Islamabad : The Pakistan Tehreek-e-Insaf (PTI) government on Friday asked renowned economist Atif R. Mian, who belongs to the persecuted and minority Muslim sect Ahmadi, to step down from the Economic Advisory Council (EAC) following mounting pressure from religio-political parties against his appointment.
Atif Mian, a Princeton University economist, had been appointed to the EAC last week and has agreed to resign, Information Minister Fawad Chaudhry tweeted on Friday. A replacement will be announced later, he said.
“The government wants to move forward alongside scholars and all social groups, and it is inappropriate if a single nomination creates an impression to the contrary,” the minister tweeted.
The appointment of Atif Mian of Princeton University to the 18-member EAC set up to advise the government on economic policy was opposed by some individuals and groups, including Tehreek-e-Labbaik Pakistan, who objected to his Ahmadi faith, Dawn online reported.

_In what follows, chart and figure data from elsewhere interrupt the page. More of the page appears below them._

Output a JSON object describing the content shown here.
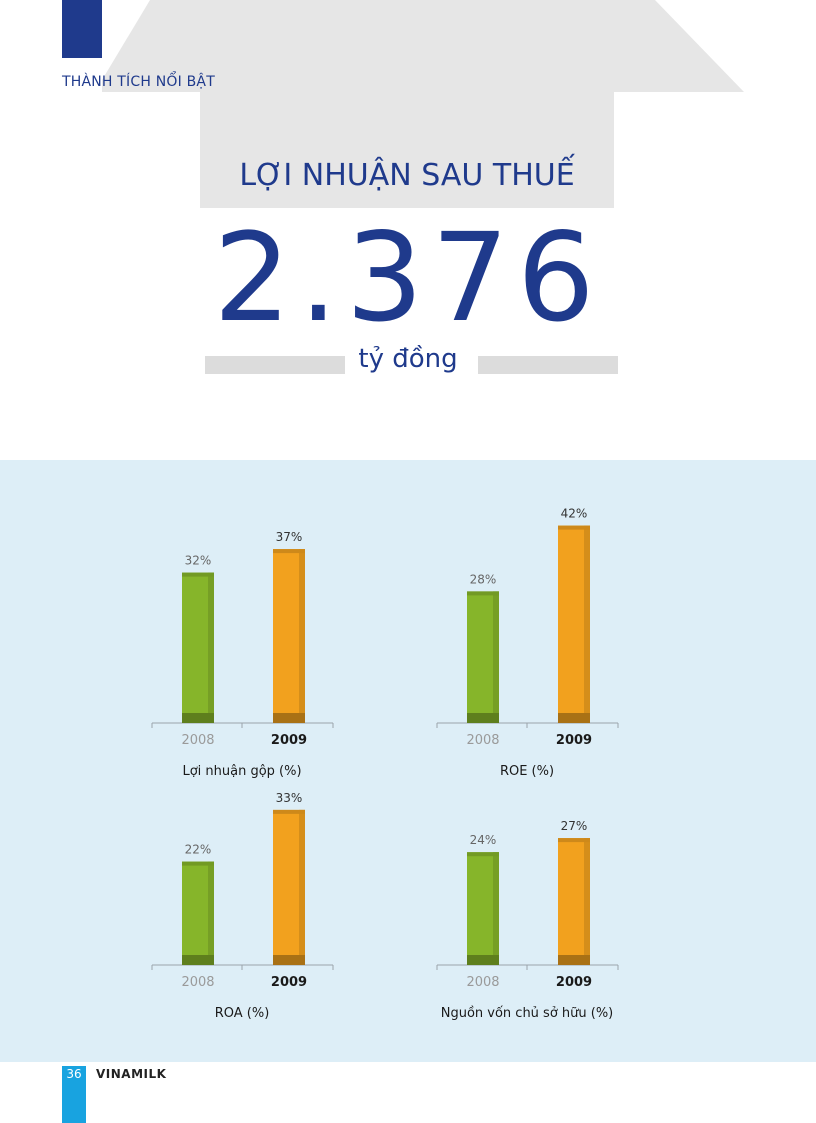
{
  "header": {
    "section_label": "THÀNH TÍCH NỔI BẬT"
  },
  "highlight": {
    "title": "LỢI NHUẬN SAU THUẾ",
    "value": "2.376",
    "unit": "tỷ đồng"
  },
  "colors": {
    "brand_blue": "#1f3a8c",
    "bar_2008": "#86b52a",
    "bar_2009": "#f2a11e",
    "panel_bg": "#ddeef7",
    "footer_blue": "#18a3e0"
  },
  "chart_data": [
    {
      "type": "bar",
      "title": "Lợi nhuận gộp (%)",
      "categories": [
        "2008",
        "2009"
      ],
      "values": [
        32,
        37
      ],
      "data_labels": [
        "32%",
        "37%"
      ],
      "ylim": [
        0,
        45
      ]
    },
    {
      "type": "bar",
      "title": "ROE (%)",
      "categories": [
        "2008",
        "2009"
      ],
      "values": [
        28,
        42
      ],
      "data_labels": [
        "28%",
        "42%"
      ],
      "ylim": [
        0,
        45
      ]
    },
    {
      "type": "bar",
      "title": "ROA (%)",
      "categories": [
        "2008",
        "2009"
      ],
      "values": [
        22,
        33
      ],
      "data_labels": [
        "22%",
        "33%"
      ],
      "ylim": [
        0,
        45
      ]
    },
    {
      "type": "bar",
      "title": "Nguồn vốn chủ sở hữu (%)",
      "categories": [
        "2008",
        "2009"
      ],
      "values": [
        24,
        27
      ],
      "data_labels": [
        "24%",
        "27%"
      ],
      "ylim": [
        0,
        45
      ]
    }
  ],
  "footer": {
    "page_number": "36",
    "brand": "VINAMILK"
  }
}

The news of his removal from the body came as a surprise since the Imran Khan government three days ago defended the academic’s nomination, saying in categorical terms that it will “not bow to extremists”.
“Pakistan belongs as much to minorities as it does to the majority,” Chaudhary had said earlier this week, amidst a vicious online campaign targeting Atif Mian for his faith.

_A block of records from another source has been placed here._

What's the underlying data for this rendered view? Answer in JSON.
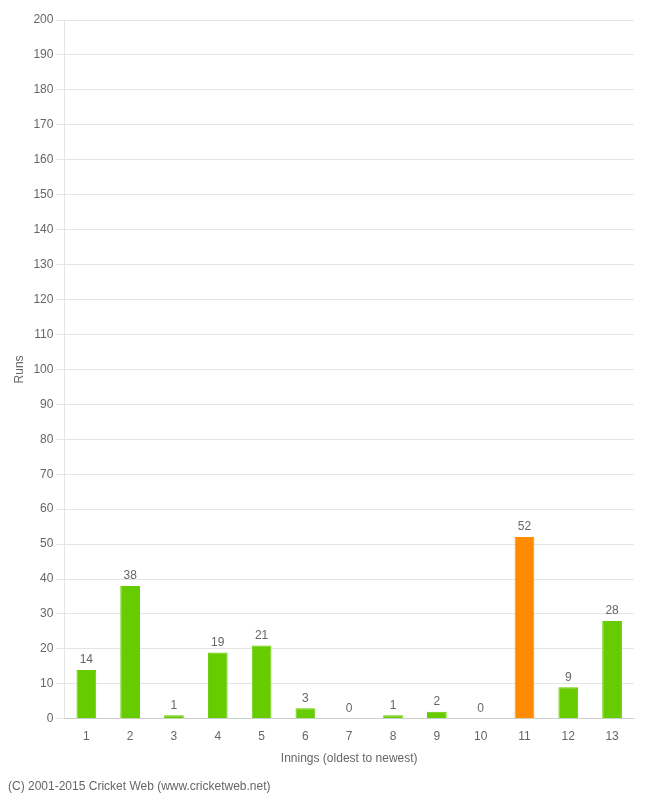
{
  "chart_data": {
    "type": "bar",
    "categories": [
      1,
      2,
      3,
      4,
      5,
      6,
      7,
      8,
      9,
      10,
      11,
      12,
      13
    ],
    "values": [
      14,
      38,
      1,
      19,
      21,
      3,
      0,
      1,
      2,
      0,
      52,
      9,
      28
    ],
    "colors": [
      "#66cc00",
      "#66cc00",
      "#66cc00",
      "#66cc00",
      "#66cc00",
      "#66cc00",
      "#66cc00",
      "#66cc00",
      "#66cc00",
      "#66cc00",
      "#ff8c00",
      "#66cc00",
      "#66cc00"
    ],
    "xlabel": "Innings (oldest to newest)",
    "ylabel": "Runs",
    "ylim": [
      0,
      200
    ],
    "yticks": [
      0,
      10,
      20,
      30,
      40,
      50,
      60,
      70,
      80,
      90,
      100,
      110,
      120,
      130,
      140,
      150,
      160,
      170,
      180,
      190,
      200
    ],
    "grid": true,
    "data_labels": true,
    "annotations": [
      "(C) 2001-2015 Cricket Web (www.cricketweb.net)"
    ]
  }
}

A social media smear campaign had erupted against the economist’s appointment, with many calling for his removal.
On the other hand, there were a large number of supporters who defended Atif Mian’s appointment on the social media, saying that one’s religion should not factor into their professional qualifications or employment.

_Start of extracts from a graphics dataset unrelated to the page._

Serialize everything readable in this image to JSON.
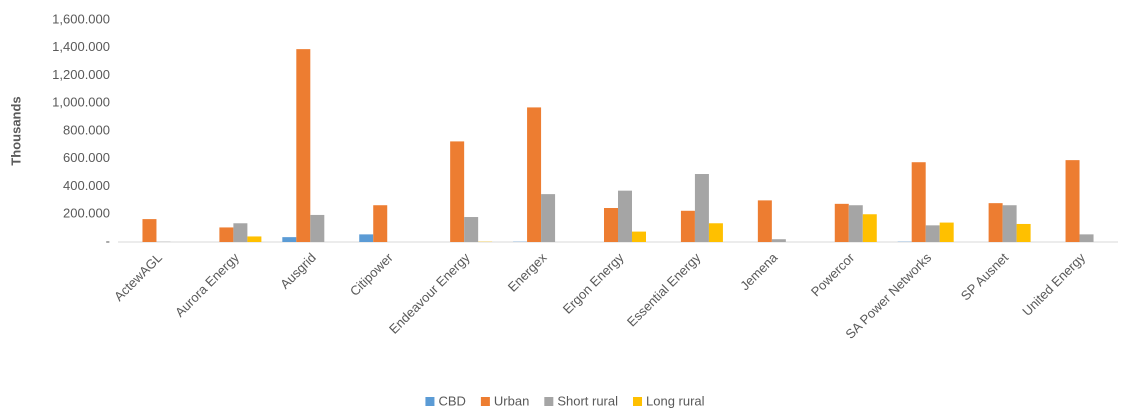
{
  "chart_data": {
    "type": "bar",
    "y_axis_label": "Thousands",
    "categories": [
      "ActewAGL",
      "Aurora Energy",
      "Ausgrid",
      "Citipower",
      "Endeavour Energy",
      "Energex",
      "Ergon Energy",
      "Essential Energy",
      "Jemena",
      "Powercor",
      "SA Power Networks",
      "SP Ausnet",
      "United Energy"
    ],
    "series": [
      {
        "name": "CBD",
        "color": "#5b9bd5",
        "values": [
          0,
          0,
          35,
          55,
          0,
          2,
          0,
          0,
          0,
          0,
          2,
          0,
          0
        ]
      },
      {
        "name": "Urban",
        "color": "#ed7d31",
        "values": [
          165,
          105,
          1390,
          265,
          725,
          970,
          245,
          225,
          300,
          275,
          575,
          280,
          590
        ]
      },
      {
        "name": "Short rural",
        "color": "#a5a5a5",
        "values": [
          2,
          135,
          195,
          0,
          180,
          345,
          370,
          490,
          20,
          265,
          120,
          265,
          55
        ]
      },
      {
        "name": "Long rural",
        "color": "#ffc000",
        "values": [
          0,
          40,
          0,
          0,
          2,
          0,
          75,
          135,
          0,
          200,
          140,
          130,
          0
        ]
      }
    ],
    "ylim": [
      0,
      1600
    ],
    "yticks": [
      {
        "value": 0,
        "label": "-"
      },
      {
        "value": 200,
        "label": "200.000"
      },
      {
        "value": 400,
        "label": "400.000"
      },
      {
        "value": 600,
        "label": "600.000"
      },
      {
        "value": 800,
        "label": "800.000"
      },
      {
        "value": 1000,
        "label": "1,000.000"
      },
      {
        "value": 1200,
        "label": "1,200.000"
      },
      {
        "value": 1400,
        "label": "1,400.000"
      },
      {
        "value": 1600,
        "label": "1,600.000"
      }
    ],
    "grid": false,
    "legend": "bottom"
  }
}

Atif Mian served as a professor of economics, public policy and finance at Princeton University and as director of The Julis-Rabinowitz Centre for Public Policy and Finance at Woodrow Wilson School. He is the only Pakistani to be considered among the International Monetary Fund’s “top 25 brightest young economists”.
Ahmadis were declared non-Muslims in Pakistan through a constitutional amendment passed on September 7, 1974 during the tenure of Zulfikar Ali Bhutto.
This measure was later followed with General Ziaul Haq making it a punishable offence for Ahmadis to call themselves Muslim or to refer to their faith as Islam.